Some hardware cannot read non-aligned data.
For example Bitmap images
are aligned to 4-bytes from the header and with each scan line in
order to maintain device independence.
I have a number of points to make on this sentence:
The internal organization of bitmap files is not an example of hardware being or not being able to read non-aligned data.
The word "device" in the term "device independence" for bitmaps refers to the display, not to the CPU. Data alignment is an issue that the CPU has to deal with.
The reason for this organization is not in order to maintain device independence. Windows .BMP files (I suppose that's what you mean by "Bitmap images") are 4-byte aligned because the x86 architecture will perform best when reading aligned data. It can, however, read non-aligned data. It just won't perform as fast.
For example you can cause an alignment fault by accessing unaligned
memory as per the example in the wiki. However, does this actually
hold true for files?
Yes and no. Obviously, a CPU could not care less whether a certain file sitting on the disk is or is not aligned. But in order for the file to be of any use at all, it will need to be loaded into memory at some point, right? That's when proper alignment is useful.
If I tried to read data from a binary file(like Bitmaps) at an
non-aligned index will this cause an alignment fault on certain
Yes, it will. But not on any x86 or x64. On a x86 & x64 you will just get sub-optimal performance.

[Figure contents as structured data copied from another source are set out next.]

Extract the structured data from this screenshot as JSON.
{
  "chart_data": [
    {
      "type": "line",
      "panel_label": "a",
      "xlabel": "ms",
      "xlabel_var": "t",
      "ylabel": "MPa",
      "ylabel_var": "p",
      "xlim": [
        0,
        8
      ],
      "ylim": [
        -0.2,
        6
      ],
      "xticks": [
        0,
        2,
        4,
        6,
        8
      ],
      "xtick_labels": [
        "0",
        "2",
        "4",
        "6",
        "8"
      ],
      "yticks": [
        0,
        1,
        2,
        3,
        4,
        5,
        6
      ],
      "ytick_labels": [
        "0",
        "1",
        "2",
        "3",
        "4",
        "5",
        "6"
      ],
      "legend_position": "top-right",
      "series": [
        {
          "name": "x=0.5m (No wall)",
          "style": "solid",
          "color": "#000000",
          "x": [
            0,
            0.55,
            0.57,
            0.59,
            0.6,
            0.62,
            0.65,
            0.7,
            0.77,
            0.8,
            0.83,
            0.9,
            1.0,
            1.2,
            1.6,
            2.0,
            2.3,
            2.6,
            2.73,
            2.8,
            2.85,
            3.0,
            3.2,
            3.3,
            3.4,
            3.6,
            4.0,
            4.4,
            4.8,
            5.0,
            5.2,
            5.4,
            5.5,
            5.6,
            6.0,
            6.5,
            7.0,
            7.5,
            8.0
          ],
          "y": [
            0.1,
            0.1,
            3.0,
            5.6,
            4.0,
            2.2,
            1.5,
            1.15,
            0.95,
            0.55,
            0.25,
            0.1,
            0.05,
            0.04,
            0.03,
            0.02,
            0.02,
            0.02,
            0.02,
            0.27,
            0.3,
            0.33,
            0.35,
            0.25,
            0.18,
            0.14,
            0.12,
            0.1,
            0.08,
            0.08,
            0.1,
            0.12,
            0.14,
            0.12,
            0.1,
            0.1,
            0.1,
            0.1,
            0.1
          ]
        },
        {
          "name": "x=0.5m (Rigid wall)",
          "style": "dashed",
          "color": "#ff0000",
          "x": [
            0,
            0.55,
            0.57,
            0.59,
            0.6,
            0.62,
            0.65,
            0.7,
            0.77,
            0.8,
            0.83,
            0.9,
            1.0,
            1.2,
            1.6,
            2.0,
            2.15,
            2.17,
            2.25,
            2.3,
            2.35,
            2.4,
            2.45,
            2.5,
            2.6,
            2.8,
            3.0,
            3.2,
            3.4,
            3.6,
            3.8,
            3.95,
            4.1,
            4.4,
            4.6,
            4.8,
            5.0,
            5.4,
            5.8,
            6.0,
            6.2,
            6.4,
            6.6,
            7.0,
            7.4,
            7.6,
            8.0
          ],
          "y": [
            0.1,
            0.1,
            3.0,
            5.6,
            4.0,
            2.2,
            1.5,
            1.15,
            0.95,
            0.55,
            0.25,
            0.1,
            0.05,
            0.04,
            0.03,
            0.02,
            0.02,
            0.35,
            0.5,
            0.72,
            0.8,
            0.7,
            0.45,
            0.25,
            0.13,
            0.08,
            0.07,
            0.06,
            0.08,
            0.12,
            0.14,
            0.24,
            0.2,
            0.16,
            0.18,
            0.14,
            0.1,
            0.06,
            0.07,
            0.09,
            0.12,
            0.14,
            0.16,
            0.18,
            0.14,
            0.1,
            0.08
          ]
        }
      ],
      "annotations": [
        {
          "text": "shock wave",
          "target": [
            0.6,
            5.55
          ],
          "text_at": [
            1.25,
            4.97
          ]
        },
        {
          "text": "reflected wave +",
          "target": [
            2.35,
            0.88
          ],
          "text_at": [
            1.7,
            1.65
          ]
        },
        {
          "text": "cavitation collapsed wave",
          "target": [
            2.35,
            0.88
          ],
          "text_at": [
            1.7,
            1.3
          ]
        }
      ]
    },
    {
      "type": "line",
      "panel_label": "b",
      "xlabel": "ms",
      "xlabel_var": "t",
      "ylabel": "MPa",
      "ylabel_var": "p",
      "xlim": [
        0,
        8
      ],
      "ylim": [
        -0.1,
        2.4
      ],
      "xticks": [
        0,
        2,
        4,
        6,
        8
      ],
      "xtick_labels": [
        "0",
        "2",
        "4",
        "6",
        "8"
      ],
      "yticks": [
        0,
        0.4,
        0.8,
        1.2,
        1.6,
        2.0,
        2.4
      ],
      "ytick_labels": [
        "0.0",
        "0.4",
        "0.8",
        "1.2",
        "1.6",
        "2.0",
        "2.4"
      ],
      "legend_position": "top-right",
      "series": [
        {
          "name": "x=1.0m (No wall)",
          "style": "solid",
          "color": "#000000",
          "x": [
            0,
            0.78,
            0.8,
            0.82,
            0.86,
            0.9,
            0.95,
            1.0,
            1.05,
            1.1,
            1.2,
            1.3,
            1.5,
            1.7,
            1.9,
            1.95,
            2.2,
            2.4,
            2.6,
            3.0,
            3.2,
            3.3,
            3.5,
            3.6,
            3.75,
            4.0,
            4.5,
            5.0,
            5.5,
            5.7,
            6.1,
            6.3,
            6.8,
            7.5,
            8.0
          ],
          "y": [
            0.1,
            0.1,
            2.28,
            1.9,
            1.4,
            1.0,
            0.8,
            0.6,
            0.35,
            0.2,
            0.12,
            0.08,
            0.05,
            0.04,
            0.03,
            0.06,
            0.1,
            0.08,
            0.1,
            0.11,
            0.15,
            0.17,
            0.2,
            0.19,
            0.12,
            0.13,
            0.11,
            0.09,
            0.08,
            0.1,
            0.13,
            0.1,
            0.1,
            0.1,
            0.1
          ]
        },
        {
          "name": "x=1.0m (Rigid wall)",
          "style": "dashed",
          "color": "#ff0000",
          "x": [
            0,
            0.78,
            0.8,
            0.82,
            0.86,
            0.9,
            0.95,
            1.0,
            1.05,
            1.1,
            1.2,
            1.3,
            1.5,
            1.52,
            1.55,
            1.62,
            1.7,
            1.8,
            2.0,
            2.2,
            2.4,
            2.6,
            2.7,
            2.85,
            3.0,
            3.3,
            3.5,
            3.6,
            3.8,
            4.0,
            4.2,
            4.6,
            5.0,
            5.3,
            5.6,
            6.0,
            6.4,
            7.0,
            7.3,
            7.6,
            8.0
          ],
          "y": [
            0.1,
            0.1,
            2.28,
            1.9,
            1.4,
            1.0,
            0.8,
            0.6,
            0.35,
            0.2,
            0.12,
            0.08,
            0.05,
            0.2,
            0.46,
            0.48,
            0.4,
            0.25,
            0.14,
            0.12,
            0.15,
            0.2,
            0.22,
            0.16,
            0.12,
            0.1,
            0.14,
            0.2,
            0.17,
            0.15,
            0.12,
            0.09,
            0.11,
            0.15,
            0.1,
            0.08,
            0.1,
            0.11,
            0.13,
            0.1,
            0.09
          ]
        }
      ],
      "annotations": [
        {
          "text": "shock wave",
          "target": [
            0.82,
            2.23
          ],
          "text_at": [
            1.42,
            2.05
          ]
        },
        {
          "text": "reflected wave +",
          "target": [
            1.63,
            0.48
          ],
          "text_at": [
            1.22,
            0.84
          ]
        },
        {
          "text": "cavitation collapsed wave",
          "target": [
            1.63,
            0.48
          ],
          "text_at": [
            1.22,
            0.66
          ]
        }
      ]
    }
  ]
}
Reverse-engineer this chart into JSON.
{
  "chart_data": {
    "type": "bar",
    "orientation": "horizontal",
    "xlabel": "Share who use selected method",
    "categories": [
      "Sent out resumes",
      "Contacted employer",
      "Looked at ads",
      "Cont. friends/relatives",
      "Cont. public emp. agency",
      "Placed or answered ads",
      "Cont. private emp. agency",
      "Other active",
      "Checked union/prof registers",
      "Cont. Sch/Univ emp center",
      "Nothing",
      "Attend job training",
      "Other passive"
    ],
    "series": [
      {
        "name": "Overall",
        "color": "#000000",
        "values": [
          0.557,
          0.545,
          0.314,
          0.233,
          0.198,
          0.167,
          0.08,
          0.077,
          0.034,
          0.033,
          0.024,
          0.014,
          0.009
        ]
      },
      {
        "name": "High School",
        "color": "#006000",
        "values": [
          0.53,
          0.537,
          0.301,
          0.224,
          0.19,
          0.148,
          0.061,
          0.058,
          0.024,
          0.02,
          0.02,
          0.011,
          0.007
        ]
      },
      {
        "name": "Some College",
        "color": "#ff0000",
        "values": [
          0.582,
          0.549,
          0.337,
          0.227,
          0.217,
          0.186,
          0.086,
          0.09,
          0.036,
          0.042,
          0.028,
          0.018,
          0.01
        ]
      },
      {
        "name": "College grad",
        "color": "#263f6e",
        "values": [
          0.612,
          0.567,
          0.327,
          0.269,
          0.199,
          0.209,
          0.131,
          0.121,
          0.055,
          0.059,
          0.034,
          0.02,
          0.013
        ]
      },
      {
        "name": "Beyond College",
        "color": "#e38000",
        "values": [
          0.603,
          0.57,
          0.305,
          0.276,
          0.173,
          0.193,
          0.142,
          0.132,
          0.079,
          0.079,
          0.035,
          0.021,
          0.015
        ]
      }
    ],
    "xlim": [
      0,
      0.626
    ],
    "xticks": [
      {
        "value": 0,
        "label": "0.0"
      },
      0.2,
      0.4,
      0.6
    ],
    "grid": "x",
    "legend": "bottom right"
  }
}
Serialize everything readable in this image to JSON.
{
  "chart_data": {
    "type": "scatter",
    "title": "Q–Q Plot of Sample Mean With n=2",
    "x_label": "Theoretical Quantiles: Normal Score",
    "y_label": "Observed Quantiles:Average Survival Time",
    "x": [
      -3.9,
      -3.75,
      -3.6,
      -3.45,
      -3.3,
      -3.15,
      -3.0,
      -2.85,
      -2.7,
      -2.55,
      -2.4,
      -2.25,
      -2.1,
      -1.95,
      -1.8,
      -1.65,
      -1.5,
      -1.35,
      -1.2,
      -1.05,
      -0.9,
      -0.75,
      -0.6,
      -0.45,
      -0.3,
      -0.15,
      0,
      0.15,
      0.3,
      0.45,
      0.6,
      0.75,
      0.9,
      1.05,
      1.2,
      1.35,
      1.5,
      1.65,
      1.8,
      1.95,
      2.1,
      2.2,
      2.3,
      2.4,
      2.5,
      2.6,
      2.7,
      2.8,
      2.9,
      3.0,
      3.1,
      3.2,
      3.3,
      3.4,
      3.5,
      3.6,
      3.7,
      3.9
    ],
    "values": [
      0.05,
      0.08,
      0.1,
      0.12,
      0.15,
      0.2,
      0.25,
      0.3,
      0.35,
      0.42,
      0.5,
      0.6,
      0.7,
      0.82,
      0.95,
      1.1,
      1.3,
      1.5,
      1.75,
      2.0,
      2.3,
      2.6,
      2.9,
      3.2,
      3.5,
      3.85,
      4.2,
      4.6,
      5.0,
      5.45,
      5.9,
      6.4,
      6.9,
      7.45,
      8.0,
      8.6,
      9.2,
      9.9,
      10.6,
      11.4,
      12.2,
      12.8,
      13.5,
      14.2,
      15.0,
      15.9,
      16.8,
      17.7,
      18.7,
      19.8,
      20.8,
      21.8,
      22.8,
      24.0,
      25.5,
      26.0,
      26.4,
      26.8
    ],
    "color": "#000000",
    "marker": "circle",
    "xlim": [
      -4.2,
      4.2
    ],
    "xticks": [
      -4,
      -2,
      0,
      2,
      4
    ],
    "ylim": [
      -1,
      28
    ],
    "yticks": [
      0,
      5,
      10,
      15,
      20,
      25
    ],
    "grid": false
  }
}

My guess is that it will because Bitmaps safeguard against
Taking file format organizations as hints about potential CPU behaviors is as misguided as taking football team colors as hints about stock market investment decisions.
however is it entirely necessary to take this precaution if I
want to make a binary file or even a piece of code to load that file
Again, regarding "Device Independent",
I presume that by "device independent" you mean "hardware architecture independent", (which actually means "CPU independent",) so the answer here is that it depends on how independent you want to be.
If you want to be completely independent, then you cannot go with binary files at all.
If you want to be moderately independent, then go ahead with your binary file but make sure to use an alignment of 4 or better yet of 8.
If you want to be just reasonably independent, ignore alignment. It is just a file. If someone has to read it on some weird hardware, they can read it byte by byte.